Only hours ago, the 63-year-old Belarusian dissident and Nobel Prize winner was woken up in his cell at 4:00 am, put in a car and blindfolded as he was driven hundreds of kilometres into forced exile to Lithuania.
Bialiatski won the Nobel in 2022 for his decades-long work documenting rights abuses in Belarus. President Alexander Lukashenko, in power since 1994, considers him a personal enemy.
The world barely got proof of life from Bialiatski in almost three years as he was kept incommunicado in Prison Colony Number 9 in Gorki, near the Russian border.
"I had to find a way to 'wave' to the outside world that I am alive," he told AFP in Lithuania's capital Vilnius.
He would tell prisoners who were about to be freed to pass on the news that he was alive.
Imprisoned in 2021 as Minsk waged a massive crackdown following the major 2020 protests, Bialiatski has a lot to catch up on.
In prison, he only received heavily censored information.
The morning after being one of 123 political prisoners freed in a US-brokered deal, Bialiatski was being briefed by friends on the details of what he missed.
"After the (Russia-Ukraine) war, the situation with contact with the outside world got much worse," he said.
He did not receive letters and only had access to highly controlled Russian and Belarusian TV.
"I had to read between the lines," he said.
- Nobel Prize 'saved' Bialiatski -
Bialiatski is no stranger to censorship or prison, and he said his decades-long dissident career even helped him get through the latest ordeal.
"I was morally prepared," he said, while adding that the isolation in Belarusian prisons was incomparably worse than a decade ago.
He endured the "humiliation" political prisoners go through in Belarus -- including long stints in various types of punishment cells.
He recalled being put in light clothing in freezing cells for days and other "inhumane" treatment. He struggled to talk about the hardships he lived through.
But Bialiatski believed he was spared from the worst treatment because of his Nobel Prize -- which he said he shares with the "whole of Belarusian society".
"The prize saved me from worse things, which my other colleagues went through," he said.
He joked that the guards "understood that this person has some kind of prize and that probably we cannot beat him".
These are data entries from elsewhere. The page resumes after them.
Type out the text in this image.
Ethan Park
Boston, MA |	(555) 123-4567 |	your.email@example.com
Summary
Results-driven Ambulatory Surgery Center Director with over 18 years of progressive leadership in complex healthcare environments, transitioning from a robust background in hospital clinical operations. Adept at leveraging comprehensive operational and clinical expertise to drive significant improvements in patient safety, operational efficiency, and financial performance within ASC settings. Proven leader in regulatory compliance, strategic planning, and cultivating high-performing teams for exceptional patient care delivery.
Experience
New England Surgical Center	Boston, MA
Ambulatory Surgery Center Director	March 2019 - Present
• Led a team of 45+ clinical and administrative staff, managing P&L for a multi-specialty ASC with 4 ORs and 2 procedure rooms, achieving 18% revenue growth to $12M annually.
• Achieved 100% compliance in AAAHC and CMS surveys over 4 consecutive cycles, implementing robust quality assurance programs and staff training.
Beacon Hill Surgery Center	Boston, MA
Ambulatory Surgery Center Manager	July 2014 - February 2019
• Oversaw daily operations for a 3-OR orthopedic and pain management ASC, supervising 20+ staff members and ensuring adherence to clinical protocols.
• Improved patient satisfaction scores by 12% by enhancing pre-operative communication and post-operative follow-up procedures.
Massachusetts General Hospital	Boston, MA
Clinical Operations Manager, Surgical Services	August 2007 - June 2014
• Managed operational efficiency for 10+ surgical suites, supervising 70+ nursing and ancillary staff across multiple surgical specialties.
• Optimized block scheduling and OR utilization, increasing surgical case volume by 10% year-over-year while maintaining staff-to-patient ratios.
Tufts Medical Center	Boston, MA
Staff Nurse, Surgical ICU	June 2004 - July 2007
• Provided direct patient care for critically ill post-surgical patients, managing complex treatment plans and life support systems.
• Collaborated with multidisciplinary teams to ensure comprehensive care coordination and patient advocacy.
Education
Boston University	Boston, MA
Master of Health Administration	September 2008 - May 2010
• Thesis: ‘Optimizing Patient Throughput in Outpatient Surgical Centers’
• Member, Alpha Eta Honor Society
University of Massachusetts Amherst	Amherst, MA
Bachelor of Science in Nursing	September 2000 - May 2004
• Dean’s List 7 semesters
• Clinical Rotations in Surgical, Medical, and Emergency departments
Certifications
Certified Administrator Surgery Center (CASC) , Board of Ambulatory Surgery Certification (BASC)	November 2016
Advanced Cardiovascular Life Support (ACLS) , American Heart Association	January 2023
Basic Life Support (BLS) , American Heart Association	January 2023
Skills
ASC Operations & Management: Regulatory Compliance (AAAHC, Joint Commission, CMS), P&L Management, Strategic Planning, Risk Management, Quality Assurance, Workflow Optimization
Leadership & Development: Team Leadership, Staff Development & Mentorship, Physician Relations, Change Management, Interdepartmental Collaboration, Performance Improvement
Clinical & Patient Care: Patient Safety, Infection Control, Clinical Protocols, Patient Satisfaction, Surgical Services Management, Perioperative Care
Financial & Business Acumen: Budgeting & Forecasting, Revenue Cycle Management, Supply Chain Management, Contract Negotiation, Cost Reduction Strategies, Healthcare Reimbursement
- 'Freeing some while locking up others' -
While Bialiatski was glad to be free -- his mind was with colleagues still in prison back home.
His rights group Viasna says there are currently 1,110 political prisoners in Belarus.
The dissident warned that while the regime had carried out a wave of releases, it was still regularly arresting others.
"They are keeping up this level of fear," he said. "It is schizophrenic politics: they are liberating people with one hand and locking up people with the other."
Bialiatski was freed as the US has pushed Minsk to release political prisoners in talks taking place as Washington pushes for an end to the war in Ukraine.
But he called on the EU -- which has largely frozen relations with Minsk -- to also enter negotiations with the reclusive regime to get people out.
"For European society and other democracies, we have to stop repressions in Belarus," he said.
"The repressions are carried out by the regime, who else are you meant to talk to if not the regime?"
Europe had to do so from a "position of pressure" and "force" as "the Belarusian regime only understands this language", he insisted.
- 'Not put my hands down' -
More than five years after Minsk suppressed the 2020 demonstrations, Bialiatski said protesters and the opposition had underestimated the extent of repression the regime would unleash.
"They basically repeated what happened 100 years ago in Belarus, in the 1920s and 1930s," he said, referring to the Stalin-era repression.
Now in his 60s, he has to learn to live in exile like much of the Belarusian opposition and rights circles.
He joked that the last time he lived outside Belarus was in his childhood: Bialiatski was born in northern Russia, where his Belarusian parents were sent in the Soviet era.
He vowed "not to put my hands down" and continue his fight for democracy in Belarus from outside the country, accusing the regime of "suffocating" people with repression.
And with a smile, he added: "I am sure that sooner or later the situation in Belarus will change for the better."